Ophiophagus bungarus, the Sunda king cobra, is a species of king cobra that inhabits areas south of the Kra Isthmus or land bridge joining the Malay Peninsula with the rest of southeast Asia or Indochina. The countries it is found in include southern Thailand (deep south), western Malaysia, Singapore and offshore islands, Sumatra, Borneo, Java, Bali, and some of the islands of the southern Philippines Archipelago.

== Description ==
Large adult Ophiophagus bungarus generally lack bands, but some specimens may have narrow pale bands that lack dark edges along the body.
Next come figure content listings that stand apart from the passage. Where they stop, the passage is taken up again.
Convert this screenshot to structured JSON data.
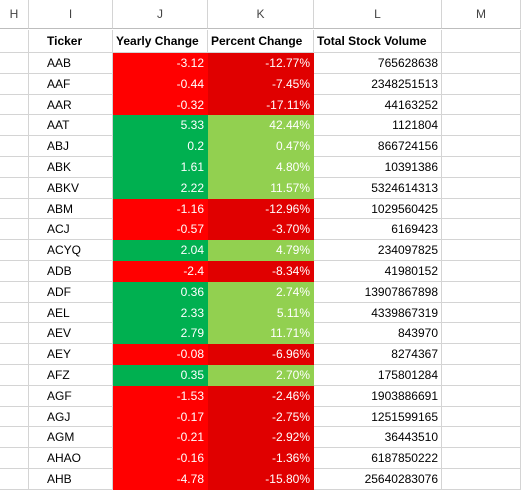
{
  "column_headers": [
    "H",
    "I",
    "J",
    "K",
    "L",
    "M"
  ],
  "table": {
    "headers": {
      "ticker": "Ticker",
      "yearly_change": "Yearly Change",
      "percent_change": "Percent Change",
      "total_volume": "Total Stock Volume"
    },
    "rows": [
      {
        "ticker": "AAB",
        "yearly_change": "-3.12",
        "percent_change": "-12.77%",
        "volume": "765628638",
        "sign": "neg"
      },
      {
        "ticker": "AAF",
        "yearly_change": "-0.44",
        "percent_change": "-7.45%",
        "volume": "2348251513",
        "sign": "neg"
      },
      {
        "ticker": "AAR",
        "yearly_change": "-0.32",
        "percent_change": "-17.11%",
        "volume": "44163252",
        "sign": "neg"
      },
      {
        "ticker": "AAT",
        "yearly_change": "5.33",
        "percent_change": "42.44%",
        "volume": "1121804",
        "sign": "pos"
      },
      {
        "ticker": "ABJ",
        "yearly_change": "0.2",
        "percent_change": "0.47%",
        "volume": "866724156",
        "sign": "pos"
      },
      {
        "ticker": "ABK",
        "yearly_change": "1.61",
        "percent_change": "4.80%",
        "volume": "10391386",
        "sign": "pos"
      },
      {
        "ticker": "ABKV",
        "yearly_change": "2.22",
        "percent_change": "11.57%",
        "volume": "5324614313",
        "sign": "pos"
      },
      {
        "ticker": "ABM",
        "yearly_change": "-1.16",
        "percent_change": "-12.96%",
        "volume": "1029560425",
        "sign": "neg"
      },
      {
        "ticker": "ACJ",
        "yearly_change": "-0.57",
        "percent_change": "-3.70%",
        "volume": "6169423",
        "sign": "neg"
      },
      {
        "ticker": "ACYQ",
        "yearly_change": "2.04",
        "percent_change": "4.79%",
        "volume": "234097825",
        "sign": "pos"
      },
      {
        "ticker": "ADB",
        "yearly_change": "-2.4",
        "percent_change": "-8.34%",
        "volume": "41980152",
        "sign": "neg"
      },
      {
        "ticker": "ADF",
        "yearly_change": "0.36",
        "percent_change": "2.74%",
        "volume": "13907867898",
        "sign": "pos"
      },
      {
        "ticker": "AEL",
        "yearly_change": "2.33",
        "percent_change": "5.11%",
        "volume": "4339867319",
        "sign": "pos"
      },
      {
        "ticker": "AEV",
        "yearly_change": "2.79",
        "percent_change": "11.71%",
        "volume": "843970",
        "sign": "pos"
      },
      {
        "ticker": "AEY",
        "yearly_change": "-0.08",
        "percent_change": "-6.96%",
        "volume": "8274367",
        "sign": "neg"
      },
      {
        "ticker": "AFZ",
        "yearly_change": "0.35",
        "percent_change": "2.70%",
        "volume": "175801284",
        "sign": "pos"
      },
      {
        "ticker": "AGF",
        "yearly_change": "-1.53",
        "percent_change": "-2.46%",
        "volume": "1903886691",
        "sign": "neg"
      },
      {
        "ticker": "AGJ",
        "yearly_change": "-0.17",
        "percent_change": "-2.75%",
        "volume": "1251599165",
        "sign": "neg"
      },
      {
        "ticker": "AGM",
        "yearly_change": "-0.21",
        "percent_change": "-2.92%",
        "volume": "36443510",
        "sign": "neg"
      },
      {
        "ticker": "AHAO",
        "yearly_change": "-0.16",
        "percent_change": "-1.36%",
        "volume": "6187850222",
        "sign": "neg"
      },
      {
        "ticker": "AHB",
        "yearly_change": "-4.78",
        "percent_change": "-15.80%",
        "volume": "25640283076",
        "sign": "neg"
      }
    ]
  },
  "colors": {
    "negative": "#ff0000",
    "positive": "#00b050",
    "negative_percent": "#e00000",
    "positive_percent": "#92d050"
  }
}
Its dorsal scales range from brownish-yellow to mahogany, compared to the dark grey of O. kaalinga. Additionally, at the throat, there is little to no contrast between the ventral and dorsal scales.

Juvenile O. bungarus have higher body band counts at 57–87 bands, compared to O. hannah and O. kaalinga at 27–48 and 28–48 respectively. However, it is less than Juvenile O. salvatana which has 85–86 body bands. They can reach 3.6 metres in length.

O. bungarus also differs in having a lower pterygoid tooth count of 11, compared to O. hannah with 18–21.

=== Etymology ===
The species name "bungarus" comes from the genus name of kraits. It may refer to the fact that, like kraits, it eats other snakes, or to their partially undivided subcaudals.

== Conservation ==
O. bungarus has not been reassessed since being split. Therefore, it shares the status of "Vulnerable" with the other king cobras.